The common denominator is that with the exception of the Bengals and Raiders, all of these bad guys have been pretty successful. Harrison, Lewis and Sherman all led dominant defenses to Super Bowl wins. Owens and Johnson made themselves famous, probably collecting millions of dollars in endorsements, with their antics. Bountygate coincided with the Saints’ best years, including a Super Bowl win. And then there is Belichick, whose cold, boring brilliance apparently hides a pathological need to cheat. There are probably a bunch of reasons that mean teams tend to win more often, starting with intimidation. Also, teams that are cast as villains get to build an “us vs. the world” mentality. Football is a game of emotion, and any extra piece of it is valuable.

As much as it pays for players to be jerks, coaches seem to have an even bigger incentive to be terrible people. Belichick and Harbaugh stand out, but football coaches in general tend to be controlling, inflexible people. The week after Jonas Gray rushed for 199 yards and four touchdowns, Belichick benched him because he was late for practice. He hasn’t really gotten a chance to redeem himself since. College coaches can be even more tyrannical; Alabama coach Nick Saban’s need to control everything is so famous that, when you type in “Nick Saban,” Google guesses you might want to search for “Nick Saban Napoleon complex.” There are a few “player’s coaches” in the league, most notably Rex Ryan, although Ryan hasn’t exactly been successful over the last three years.

Villains, both players and coaches, have been integral to football’s historical identity. More than any other sport, football has the propensity to be likened to war, and a certain type of fan lionizes the player or coach who will do anything to win.
But in the last decade or so, the sport’s violence has attracted more and more criticism. The crushing hits lead to brain trauma, and some argue the culture of on-field violence engenders off-field violence. This puts the league office in an interesting position: It has to officially condemn the reckless, aggressive play of its best teams. But at the end of every year, Goodell hands the trophy over, often to one of the most physical, or even dirty, teams in the league. A cynic might say that for all his tough posturing – his fines for late hits and his domestic violence ads – Goodell is winking at the violent side of football.

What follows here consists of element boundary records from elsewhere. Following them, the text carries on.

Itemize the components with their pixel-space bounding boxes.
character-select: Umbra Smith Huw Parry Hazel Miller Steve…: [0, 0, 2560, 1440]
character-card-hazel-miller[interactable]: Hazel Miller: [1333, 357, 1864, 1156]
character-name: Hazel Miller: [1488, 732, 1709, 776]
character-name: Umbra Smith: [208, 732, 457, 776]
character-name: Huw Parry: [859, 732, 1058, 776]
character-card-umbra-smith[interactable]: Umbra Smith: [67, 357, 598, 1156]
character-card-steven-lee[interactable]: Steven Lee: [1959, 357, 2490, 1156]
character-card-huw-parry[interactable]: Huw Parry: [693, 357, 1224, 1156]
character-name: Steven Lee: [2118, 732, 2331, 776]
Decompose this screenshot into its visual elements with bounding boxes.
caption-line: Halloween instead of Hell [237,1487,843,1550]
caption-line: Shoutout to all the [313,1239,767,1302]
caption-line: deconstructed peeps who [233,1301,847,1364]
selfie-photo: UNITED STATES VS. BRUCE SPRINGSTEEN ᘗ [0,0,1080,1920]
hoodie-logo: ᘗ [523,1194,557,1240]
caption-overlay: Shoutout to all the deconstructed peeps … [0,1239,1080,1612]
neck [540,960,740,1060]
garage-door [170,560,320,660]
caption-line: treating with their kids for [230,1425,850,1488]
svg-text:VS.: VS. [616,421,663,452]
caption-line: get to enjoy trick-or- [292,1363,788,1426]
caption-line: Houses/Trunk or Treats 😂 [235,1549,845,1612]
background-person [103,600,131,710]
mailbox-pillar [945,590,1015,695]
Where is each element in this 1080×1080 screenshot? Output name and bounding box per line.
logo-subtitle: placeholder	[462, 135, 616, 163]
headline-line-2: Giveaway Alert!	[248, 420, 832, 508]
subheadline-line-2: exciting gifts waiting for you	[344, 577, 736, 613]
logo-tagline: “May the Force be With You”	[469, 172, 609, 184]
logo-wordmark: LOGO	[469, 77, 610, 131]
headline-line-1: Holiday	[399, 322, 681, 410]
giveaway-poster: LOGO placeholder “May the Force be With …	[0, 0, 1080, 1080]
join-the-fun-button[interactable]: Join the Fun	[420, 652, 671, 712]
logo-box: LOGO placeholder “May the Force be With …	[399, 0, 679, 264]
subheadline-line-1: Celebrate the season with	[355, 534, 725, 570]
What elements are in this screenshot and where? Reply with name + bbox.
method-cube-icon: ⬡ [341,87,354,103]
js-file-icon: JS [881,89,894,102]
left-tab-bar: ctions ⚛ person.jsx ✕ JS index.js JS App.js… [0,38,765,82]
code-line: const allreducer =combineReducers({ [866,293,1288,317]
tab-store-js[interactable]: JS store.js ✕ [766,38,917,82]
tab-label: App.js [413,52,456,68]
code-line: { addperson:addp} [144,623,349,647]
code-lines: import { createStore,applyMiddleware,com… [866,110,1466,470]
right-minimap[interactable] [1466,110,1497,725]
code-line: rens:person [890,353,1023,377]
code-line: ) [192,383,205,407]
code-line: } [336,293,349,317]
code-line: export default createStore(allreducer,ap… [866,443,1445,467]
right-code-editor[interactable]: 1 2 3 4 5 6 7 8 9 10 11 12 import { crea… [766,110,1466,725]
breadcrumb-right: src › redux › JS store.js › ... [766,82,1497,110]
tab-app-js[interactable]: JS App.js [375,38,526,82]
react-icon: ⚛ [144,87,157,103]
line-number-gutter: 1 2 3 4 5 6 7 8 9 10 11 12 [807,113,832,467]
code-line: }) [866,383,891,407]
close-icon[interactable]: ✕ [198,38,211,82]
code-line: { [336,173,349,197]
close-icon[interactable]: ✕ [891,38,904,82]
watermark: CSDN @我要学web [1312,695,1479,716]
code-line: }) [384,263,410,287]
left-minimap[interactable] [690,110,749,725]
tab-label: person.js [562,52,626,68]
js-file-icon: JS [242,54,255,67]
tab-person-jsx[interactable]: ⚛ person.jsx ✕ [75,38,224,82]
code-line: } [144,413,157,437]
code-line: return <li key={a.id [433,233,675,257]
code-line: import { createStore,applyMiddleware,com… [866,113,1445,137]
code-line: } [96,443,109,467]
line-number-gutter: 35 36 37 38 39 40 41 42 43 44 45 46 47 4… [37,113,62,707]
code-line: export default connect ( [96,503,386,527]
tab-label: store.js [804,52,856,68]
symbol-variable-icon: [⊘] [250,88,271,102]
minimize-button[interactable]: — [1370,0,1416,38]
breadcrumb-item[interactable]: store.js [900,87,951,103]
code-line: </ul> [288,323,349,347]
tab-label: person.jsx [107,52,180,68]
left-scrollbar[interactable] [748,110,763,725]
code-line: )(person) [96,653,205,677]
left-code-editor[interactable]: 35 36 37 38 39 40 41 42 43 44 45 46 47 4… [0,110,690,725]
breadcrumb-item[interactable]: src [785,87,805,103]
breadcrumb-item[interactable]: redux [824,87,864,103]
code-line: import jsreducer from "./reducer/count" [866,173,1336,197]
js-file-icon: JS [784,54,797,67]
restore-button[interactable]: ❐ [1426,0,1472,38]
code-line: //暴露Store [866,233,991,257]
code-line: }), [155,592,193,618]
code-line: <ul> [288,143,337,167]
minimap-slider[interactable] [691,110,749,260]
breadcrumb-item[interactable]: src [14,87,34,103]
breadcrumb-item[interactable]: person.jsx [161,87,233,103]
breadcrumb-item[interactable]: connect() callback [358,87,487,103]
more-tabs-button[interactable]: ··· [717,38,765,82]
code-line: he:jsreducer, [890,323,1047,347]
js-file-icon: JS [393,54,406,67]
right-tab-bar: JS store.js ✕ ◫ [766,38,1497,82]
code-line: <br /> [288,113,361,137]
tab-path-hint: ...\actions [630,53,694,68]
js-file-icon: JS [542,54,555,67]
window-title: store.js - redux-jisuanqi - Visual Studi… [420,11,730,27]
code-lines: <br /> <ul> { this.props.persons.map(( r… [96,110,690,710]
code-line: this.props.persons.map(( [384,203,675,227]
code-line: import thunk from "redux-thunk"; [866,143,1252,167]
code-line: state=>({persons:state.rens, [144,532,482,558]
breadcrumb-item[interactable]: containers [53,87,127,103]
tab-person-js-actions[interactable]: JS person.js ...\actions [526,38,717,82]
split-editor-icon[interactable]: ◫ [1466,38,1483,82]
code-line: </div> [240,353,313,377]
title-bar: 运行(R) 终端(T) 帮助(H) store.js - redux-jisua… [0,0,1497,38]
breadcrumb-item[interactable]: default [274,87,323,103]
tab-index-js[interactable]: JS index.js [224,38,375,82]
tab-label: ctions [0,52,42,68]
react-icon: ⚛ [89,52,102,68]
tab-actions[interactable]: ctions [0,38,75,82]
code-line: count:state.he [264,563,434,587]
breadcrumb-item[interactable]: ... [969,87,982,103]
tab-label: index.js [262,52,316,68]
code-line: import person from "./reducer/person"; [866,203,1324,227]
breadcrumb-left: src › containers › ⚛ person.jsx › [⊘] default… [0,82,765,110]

Even some of the league’s policies that are intended to reign aggression in end up encouraging it. Consider Goodell’s fines: Obviously no player wants to lose money to a fine. But think about the competitive advantage a team can get from earning a reputation for not caring about fines. A receiver who knows that Ryan Clark or Bernard Pollard is going to hit him – regardless of whatever fine he might incur – is going to be more cautious when he goes over the middle. The teams that obey the rules, that don’t get fined, are the teams that end up letting wide receivers catch passes in the middle of the field. The league and its players end up going through the theatrical motions: The players give committed fans the violence and swaggering aggression that makes the sport entertaining, while Goodell and the rest of the league office distract the more cultured scolds by flailing around about safety. And this situation is perfect for the person who has some moral qualms about the sport but wants to remain a fan. He can compartmentalize: satisfying his anxiety about the game by saying that Goodell’s hypocrisy is ruining the sport, and continuing to enjoy the play on the field.

The truth is, without a radical rule-change, football will always reward a certain type of violence; violence that is somewhere outside of the lines without being entirely out of control. This has something to do with the humorless personalities NFL coaches tend to display. Their entire job is to control people whose job is to be a little out of control.